Trop tardVous voulez que je raconte?  Bon, je raconte.

« Trop tard » se compose de deux récits de Werner Kofler, prolongés par une postface d’Elfriede Jelinek, défense rageuse et acharnée de cet immense écrivain disparu en 2011.  Dans le premier des deux récits intitulé « Trop tard », le narrateur, à son bureau, lit des faits divers, imagine une histoire, celle d’un architecte assassiné en présence de sa maîtresse de 53 ans sa cadette.  Puis, alors que que se pose la question de la vente d’un bien familial, lui vient également à l’esprit celle de la survivance des souvenirs, des images, qui y sont liés.  Peu à peu vont alors se mêler les motifs, la figure de l’architecte devenant celle qui prive le narrateur de ses souvenirs d’enfance, en construisant un immeuble bouchant la vue de l’enfant qu’il était cinquante ans plus tôt.

bouchée, la vue « depuis » l’enfance [...] bouchée, la vue sur moi, m’observant cinq décennies plus tard depuis ma terrasse de l’autre côté.

En bouchant la vue de l’enfant qu’était le narrateur, le promoteur le coupe littéralement de lui-même.  Il le dépèce de son enfance.  En dressant un rempart dans le paysage de l’enfance, c’en est un autre qu’il dresse entre le quinquagénaire et l’enfant qu’il était.  Entre le souvenant et le souvenir.

Bouchée la vue sur l’enfance.

Et cela vaut bien d’ourdir une terrible vengeance.

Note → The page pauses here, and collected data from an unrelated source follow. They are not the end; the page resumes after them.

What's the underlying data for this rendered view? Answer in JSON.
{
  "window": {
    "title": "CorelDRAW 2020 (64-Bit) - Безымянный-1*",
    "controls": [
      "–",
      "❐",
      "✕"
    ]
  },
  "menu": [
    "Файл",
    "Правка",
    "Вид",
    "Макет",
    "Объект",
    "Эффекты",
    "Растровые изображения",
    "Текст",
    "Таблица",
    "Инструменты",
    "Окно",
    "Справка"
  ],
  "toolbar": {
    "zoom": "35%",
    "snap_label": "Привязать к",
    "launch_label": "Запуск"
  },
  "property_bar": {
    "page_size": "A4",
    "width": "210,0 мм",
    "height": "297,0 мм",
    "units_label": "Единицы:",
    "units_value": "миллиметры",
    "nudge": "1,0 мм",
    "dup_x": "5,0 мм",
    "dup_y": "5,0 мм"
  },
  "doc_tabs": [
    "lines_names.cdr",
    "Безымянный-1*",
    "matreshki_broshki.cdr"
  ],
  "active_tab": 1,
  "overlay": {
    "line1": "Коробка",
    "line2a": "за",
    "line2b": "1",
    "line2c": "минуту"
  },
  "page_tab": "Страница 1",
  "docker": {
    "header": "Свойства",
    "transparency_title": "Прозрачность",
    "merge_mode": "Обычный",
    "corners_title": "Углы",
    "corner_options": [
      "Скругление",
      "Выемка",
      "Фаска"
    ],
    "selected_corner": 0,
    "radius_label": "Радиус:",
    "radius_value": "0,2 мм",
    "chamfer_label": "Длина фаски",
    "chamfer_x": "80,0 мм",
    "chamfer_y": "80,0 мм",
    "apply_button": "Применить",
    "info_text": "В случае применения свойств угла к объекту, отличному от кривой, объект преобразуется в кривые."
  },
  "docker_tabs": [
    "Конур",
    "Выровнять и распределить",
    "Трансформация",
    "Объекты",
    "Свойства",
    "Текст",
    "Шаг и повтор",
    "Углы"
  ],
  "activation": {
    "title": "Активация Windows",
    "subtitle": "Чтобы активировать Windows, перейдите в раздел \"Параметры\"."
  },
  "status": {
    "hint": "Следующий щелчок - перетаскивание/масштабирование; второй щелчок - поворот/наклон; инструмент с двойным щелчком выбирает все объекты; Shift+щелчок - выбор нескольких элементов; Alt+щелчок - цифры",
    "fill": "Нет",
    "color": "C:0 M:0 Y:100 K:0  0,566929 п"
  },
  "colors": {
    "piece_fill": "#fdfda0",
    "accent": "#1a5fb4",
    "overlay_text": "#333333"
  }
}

Dans le second récit « Tiefland, obsession », Werner Kofler s’empare d’une des « anecdotes » les plus terrifiantes de l’histoire du cinéma : alors qu’entre 1940 et 1941, elle tourne son film « Tiefland », Leni Riefensthal fait appel à des figurants Rom qu’elle sort d’un camp de concentration…  juste le temps du tournage.  A la sortie du film en 1954, la polémique fut occultée sous les dorures (pour faire simple) de « l’art pour l’art ».  Kofler revient sur ce fait précisément pour en dénoncer le statut d’anecdote et interroger ce que l’art excuse.  Parfois à très bon compte.

il n’y a pas que le Beau qui ne soit rien, et le Beau n’est pas seul à n’être rien que le commencement du Terrible!

Et tout cela dans une phrase hachée, en saccades.  Où le montage du récit s’opère chez le lecteur.

le matériau est rayé, ça scintille et c’est flou -

Où l’art virtuose de l’instantané est tout au service d’une rage qu’il ne s’agit pas de contenir dans un espace trop étendu de peur de l’y perdre.  La phrase de Kofler est telle un monstre hystérique que l’on enfermerait dans une toile de jute trop cintrée et dont on devinerait les soubressauts, les efforts rageurs pour s’en libérer.  Lire Kofler, c’est faire une expérience de la rage.

Une vraie rage, ça doit tenir dans une trousse de toilette.  Qui voit cela?  Qui l’entend?  Qui sait encore lire?

Werner Kofler, Trop tard, 2013, Absalon, trad. Bernard Banoun.